Beat the Crowd: How You Can Out-Invest the Herd by Thinking Differently by Kenneth Fisher and Elisabeth Dellinger is supposed to help the investor think differently about investing. The only people making money with this book is Fisher and Dellinger. My advice is to save the $29.95, which the books costs, and give the money to those who need it. Donate to Goodwill or add it to your Fast Offering donation. This will help those in need and make you feel better. And the time you feel better is much more worthwhile, than spending your time reading this book.
thing to to remember when you watch the news or read a book
and you think of stocks or certain sectors
most of the news is past events and most of the news is about long term issues that might have an impact
.........
stuff in the past - stuff far into the future
stories about companies in the news are past events and things like the climate or artificial intelligence are long term events, and not really fully understood
The title of Chapter 8 of the book is entitled "Throw Away This Book!". I would not have thrown the book of course, but I am sorry I have not put it aside way earlier. It is full of reiterations of old platitudes and well-known concepts, and judgmental conclusions, as well as excessive name-dropping. Not worth one's time and little relevance to the title of the book.
The title of this book is, "Beat the Crowd: How You Can Out-Invest the Herd by Thinking Differently." I don't understand why Goodreads lists it as "Gaming the Herd;" the ISBN number is identical as is the cover art.
I'm not sure there are really any actionable insights here, but this book is an interesting read about politics, news, history, and psychology and how they all relate to the stock market.
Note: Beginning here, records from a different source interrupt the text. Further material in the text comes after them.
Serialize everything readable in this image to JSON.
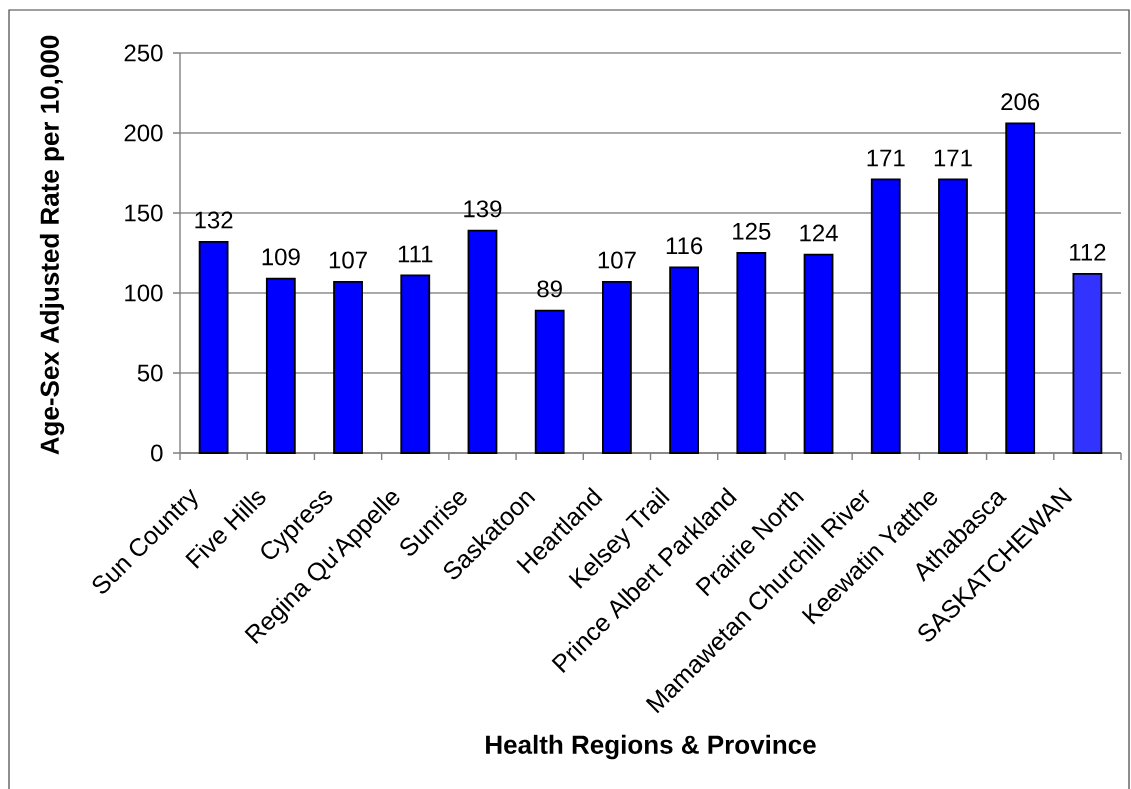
{
  "chart_data": {
    "type": "bar",
    "xlabel": "Health Regions & Province",
    "ylabel": "Age-Sex Adjusted Rate per 10,000",
    "categories": [
      "Sun Country",
      "Five Hills",
      "Cypress",
      "Regina Qu'Appelle",
      "Sunrise",
      "Saskatoon",
      "Heartland",
      "Kelsey Trail",
      "Prince Albert Parkland",
      "Prairie North",
      "Mamawetan Churchill River",
      "Keewatin Yatthe",
      "Athabasca",
      "SASKATCHEWAN"
    ],
    "values": [
      132,
      109,
      107,
      111,
      139,
      89,
      107,
      116,
      125,
      124,
      171,
      171,
      206,
      112
    ],
    "colors": [
      "#0000ff",
      "#0000ff",
      "#0000ff",
      "#0000ff",
      "#0000ff",
      "#0000ff",
      "#0000ff",
      "#0000ff",
      "#0000ff",
      "#0000ff",
      "#0000ff",
      "#0000ff",
      "#0000ff",
      "#3333ff"
    ],
    "ylim": [
      0,
      250
    ],
    "yticks": [
      0,
      50,
      100,
      150,
      200,
      250
    ],
    "grid": "y",
    "data_labels": true
  }
}
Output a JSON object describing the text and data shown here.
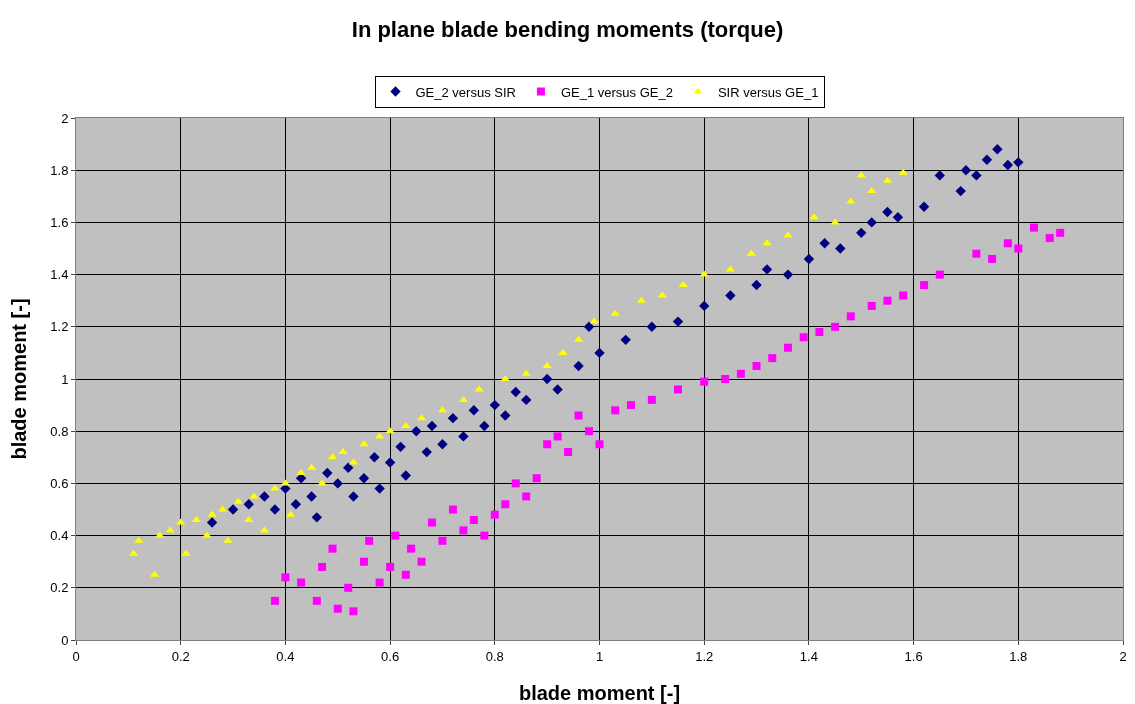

It is well written, interesting, funny at times, and very informative.
This book was admittedly given to me at a Fisher Investment seminar, which is why I read it, since I have money to invest, and want to be able to manage it better.
And while I learned a lot from the book, achieving that aim of becoming a better investor, there were some factors that we so discounted, that I am still wrangling with how much to apply, what the book teaches.
The fact that the market is always looking to the future, but never more than 30 months ahead, is going to be the first thing I'm going to think about when I think about this book.
I'll admit I had to skip to the end of several chapters, because Ken tended to get carried away a bit. Overall it was a decent book, near the end there's also quite nice list of more books to read.